The HHS blueprint lays out the details of four overarching strategies to reduce prescription drug costs:

  1. Improved competition
  2. Better negotiation
  3. Incentives for lower list prices
  4. Lowering out-of-pocket costs

Proposals to meet these objectives include: (a) issuing guidance on REMS and promoting innovation and competition for biologics, (b) allowing Medicare Part D plans to adjust formularies mid-year if a drug manufacturer increases the price of a drug on the formulary, (c) reforming how Medicare Part B drugs are priced and potentially allowing Medicare Part D plans to negotiate prices for such drugs, (d) instructing CMS to make Medicare and Medicaid prices more transparent, (e) exploring value-based purchasing and pricing arrangements, and (f) prohibiting Medicare Part D plan contracts from preventing pharmacists from informing patients when they could pay less out-of-pocket. It is unclear what (f) is targeting because Medicare Part D plan sponsors are required to include in their contracts with pharmacies a provision mandating that the pharmacy never charge the Medicare Part D member more than the price negotiated between the plan sponsor and the pharmacy. Therefore unlike individuals covered by commercial insurance, Medicare Part D members do not pay co-payments that are higher than the cost of the drug.

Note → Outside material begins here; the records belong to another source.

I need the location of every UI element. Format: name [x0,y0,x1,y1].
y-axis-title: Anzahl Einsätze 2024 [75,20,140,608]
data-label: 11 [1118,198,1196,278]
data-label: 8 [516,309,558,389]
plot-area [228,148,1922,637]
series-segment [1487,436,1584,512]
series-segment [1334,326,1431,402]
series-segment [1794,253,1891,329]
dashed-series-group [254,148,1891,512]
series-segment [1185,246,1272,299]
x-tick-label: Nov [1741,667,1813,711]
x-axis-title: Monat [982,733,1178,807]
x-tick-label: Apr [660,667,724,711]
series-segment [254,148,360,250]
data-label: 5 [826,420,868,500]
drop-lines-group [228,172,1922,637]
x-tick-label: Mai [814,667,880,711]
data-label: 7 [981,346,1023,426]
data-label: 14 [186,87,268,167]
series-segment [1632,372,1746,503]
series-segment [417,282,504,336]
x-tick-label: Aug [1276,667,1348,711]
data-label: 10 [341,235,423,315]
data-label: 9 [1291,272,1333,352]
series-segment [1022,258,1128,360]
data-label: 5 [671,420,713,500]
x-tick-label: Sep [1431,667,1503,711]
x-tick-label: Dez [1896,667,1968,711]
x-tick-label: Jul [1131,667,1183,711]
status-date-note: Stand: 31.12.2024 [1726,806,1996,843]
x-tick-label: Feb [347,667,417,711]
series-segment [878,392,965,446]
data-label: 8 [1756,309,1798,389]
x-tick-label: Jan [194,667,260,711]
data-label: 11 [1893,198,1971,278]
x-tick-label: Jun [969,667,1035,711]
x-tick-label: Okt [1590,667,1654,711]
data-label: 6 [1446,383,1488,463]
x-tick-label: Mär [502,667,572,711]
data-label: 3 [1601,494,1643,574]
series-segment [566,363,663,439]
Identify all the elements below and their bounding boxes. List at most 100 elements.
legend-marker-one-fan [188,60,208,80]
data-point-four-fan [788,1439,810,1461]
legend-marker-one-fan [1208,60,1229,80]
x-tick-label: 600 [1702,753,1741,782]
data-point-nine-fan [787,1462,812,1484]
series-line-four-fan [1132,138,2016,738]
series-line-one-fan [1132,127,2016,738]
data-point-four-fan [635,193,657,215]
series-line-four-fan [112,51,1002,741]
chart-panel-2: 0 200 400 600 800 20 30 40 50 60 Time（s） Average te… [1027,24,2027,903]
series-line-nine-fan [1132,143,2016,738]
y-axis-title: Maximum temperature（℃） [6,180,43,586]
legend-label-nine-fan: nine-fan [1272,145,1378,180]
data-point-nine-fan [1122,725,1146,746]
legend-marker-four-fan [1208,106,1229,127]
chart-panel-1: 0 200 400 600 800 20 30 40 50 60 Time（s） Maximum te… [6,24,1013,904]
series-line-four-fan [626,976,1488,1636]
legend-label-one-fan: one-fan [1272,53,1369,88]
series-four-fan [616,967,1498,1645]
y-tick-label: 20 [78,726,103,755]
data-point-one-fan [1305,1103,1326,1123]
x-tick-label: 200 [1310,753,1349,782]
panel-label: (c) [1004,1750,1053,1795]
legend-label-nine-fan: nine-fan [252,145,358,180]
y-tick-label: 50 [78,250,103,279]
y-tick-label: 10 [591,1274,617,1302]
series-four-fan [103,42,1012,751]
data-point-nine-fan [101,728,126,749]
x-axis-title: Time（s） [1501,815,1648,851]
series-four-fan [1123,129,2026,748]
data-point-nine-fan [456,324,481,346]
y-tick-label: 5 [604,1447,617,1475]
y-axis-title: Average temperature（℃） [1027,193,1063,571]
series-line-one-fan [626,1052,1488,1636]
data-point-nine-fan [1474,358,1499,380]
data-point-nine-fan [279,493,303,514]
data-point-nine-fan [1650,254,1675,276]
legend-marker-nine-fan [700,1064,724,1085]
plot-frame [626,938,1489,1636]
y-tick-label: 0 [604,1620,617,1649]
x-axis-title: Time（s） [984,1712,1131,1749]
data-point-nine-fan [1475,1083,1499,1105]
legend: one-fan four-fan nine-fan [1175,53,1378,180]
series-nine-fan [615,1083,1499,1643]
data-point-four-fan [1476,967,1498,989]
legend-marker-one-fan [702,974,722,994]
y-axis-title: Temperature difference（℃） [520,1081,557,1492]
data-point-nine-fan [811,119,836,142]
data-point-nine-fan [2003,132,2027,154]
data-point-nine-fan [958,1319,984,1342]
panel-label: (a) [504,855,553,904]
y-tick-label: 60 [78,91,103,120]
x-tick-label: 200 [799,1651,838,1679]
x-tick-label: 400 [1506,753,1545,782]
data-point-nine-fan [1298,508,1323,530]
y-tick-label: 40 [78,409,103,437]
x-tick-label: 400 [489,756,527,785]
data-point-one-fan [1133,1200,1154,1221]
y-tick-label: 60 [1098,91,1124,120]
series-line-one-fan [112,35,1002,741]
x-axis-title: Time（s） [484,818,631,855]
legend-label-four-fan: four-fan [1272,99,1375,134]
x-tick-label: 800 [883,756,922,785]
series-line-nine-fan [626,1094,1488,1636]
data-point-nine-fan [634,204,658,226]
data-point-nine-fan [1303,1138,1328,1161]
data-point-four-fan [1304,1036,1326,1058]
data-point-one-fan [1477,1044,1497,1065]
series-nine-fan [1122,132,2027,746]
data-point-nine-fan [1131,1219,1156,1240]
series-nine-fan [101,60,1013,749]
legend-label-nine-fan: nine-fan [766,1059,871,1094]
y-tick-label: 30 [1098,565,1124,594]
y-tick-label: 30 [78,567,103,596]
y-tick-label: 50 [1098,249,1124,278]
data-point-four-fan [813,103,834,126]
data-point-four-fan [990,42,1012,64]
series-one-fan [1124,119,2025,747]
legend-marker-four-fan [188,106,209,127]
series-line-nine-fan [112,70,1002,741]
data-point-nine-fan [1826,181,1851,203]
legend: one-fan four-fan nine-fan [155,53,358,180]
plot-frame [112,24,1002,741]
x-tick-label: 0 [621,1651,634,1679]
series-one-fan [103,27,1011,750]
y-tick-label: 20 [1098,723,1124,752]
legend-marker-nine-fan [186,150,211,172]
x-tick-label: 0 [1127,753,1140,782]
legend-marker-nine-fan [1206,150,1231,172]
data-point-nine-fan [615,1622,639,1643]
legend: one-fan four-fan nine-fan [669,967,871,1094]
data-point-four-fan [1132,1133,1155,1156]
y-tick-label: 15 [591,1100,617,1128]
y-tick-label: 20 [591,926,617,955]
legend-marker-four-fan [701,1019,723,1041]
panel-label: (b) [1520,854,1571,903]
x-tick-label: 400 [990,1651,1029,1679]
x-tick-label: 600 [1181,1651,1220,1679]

However, for all the talk on foreign government freeloaders there is little information on how that will be addressed, other than cross-agency assessments.

Most importantly, if you look closer at the details that fill in those strategies (specifically pages 23-25) you will see that every proposal starts with “HHS may.” In the 44 pages of the Blueprint, the key word is MAY. Nothing in the Blueprint is straight directive. It is a suggestion for the agency. What HHS actually does remains to be seen. And this remains an uncertainty for stakeholders until we see what is done.

Additionally, in the Blueprint we see that the Administration is interested in comments regarding steps that can be taken to improve price transparency in Medicare, Medicaid, and commercial plans, ending foreign government freeloading, examining the 340B program, changing/improving REMS, fiduciary duties for PBMs, and restructuring of rebates. They will be issuing an RFI for public comment. Although this is a long list, this is a long way from actual action.